# Given that $\sec \theta = k,\,|k| \ge 1$, express the following in terms of $k$

$\sec \theta = k,\,|k| \ge 1$ and that $\theta$ is obtuse, express in terms of $k$:

(1) $\cos \theta$

(2) ${\tan ^2}\theta$

(3) $\cot \theta$

(4) $\csc \theta$

My attempt:

(1) $\cos \theta = \dfrac{1}{k}$

(2) ${\tan ^2}\theta = {k^2} - 1$

(3) $\dfrac{-1}{\sqrt{k^2 - 1}}$

(4) $\csc \theta = \dfrac{k}{\sqrt{k^2 - 1}}$

My answers to (1) and (4) are wrong, can anyone tell me why this is? Isn't cosine meant to be negative if the angle lies in the second quadrant (i.e. obtuse)?
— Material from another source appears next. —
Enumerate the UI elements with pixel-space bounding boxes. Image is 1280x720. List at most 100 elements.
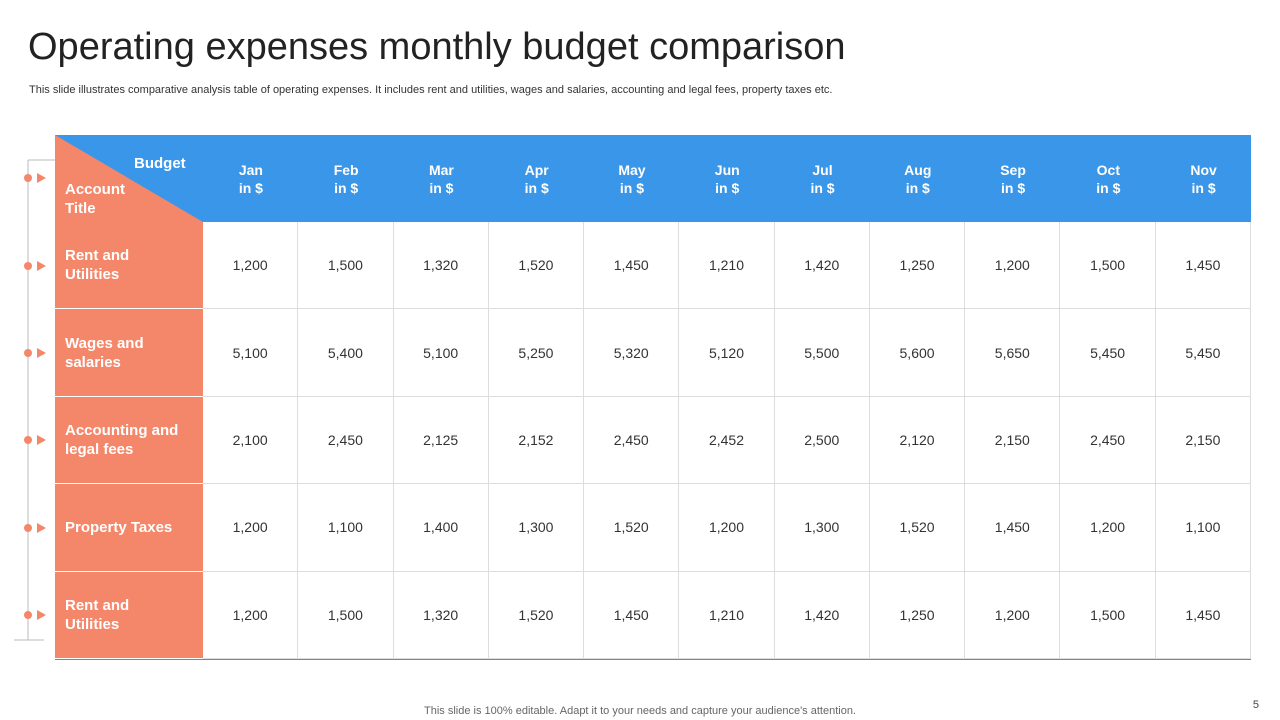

And shouldn't sine (and therefore csc) be positive in the obtuse angle range?

Thanks

• – Amzoti Jun 3 '13 at 12:43
• Oh sorry, I didnt notice I had asked this before, thank you! – seeker Jun 3 '13 at 14:22

## 1 Answer

Your answer to (1) is correct: the cosine is the reciprocal of the secant. So are your answers to (2) and (3).

The cosecant should be positive in the second quadrant; therefore the answer is $$\csc\theta= \frac{-k}{\sqrt{k^2-1}},$$ which is positive, since $k$ is negative.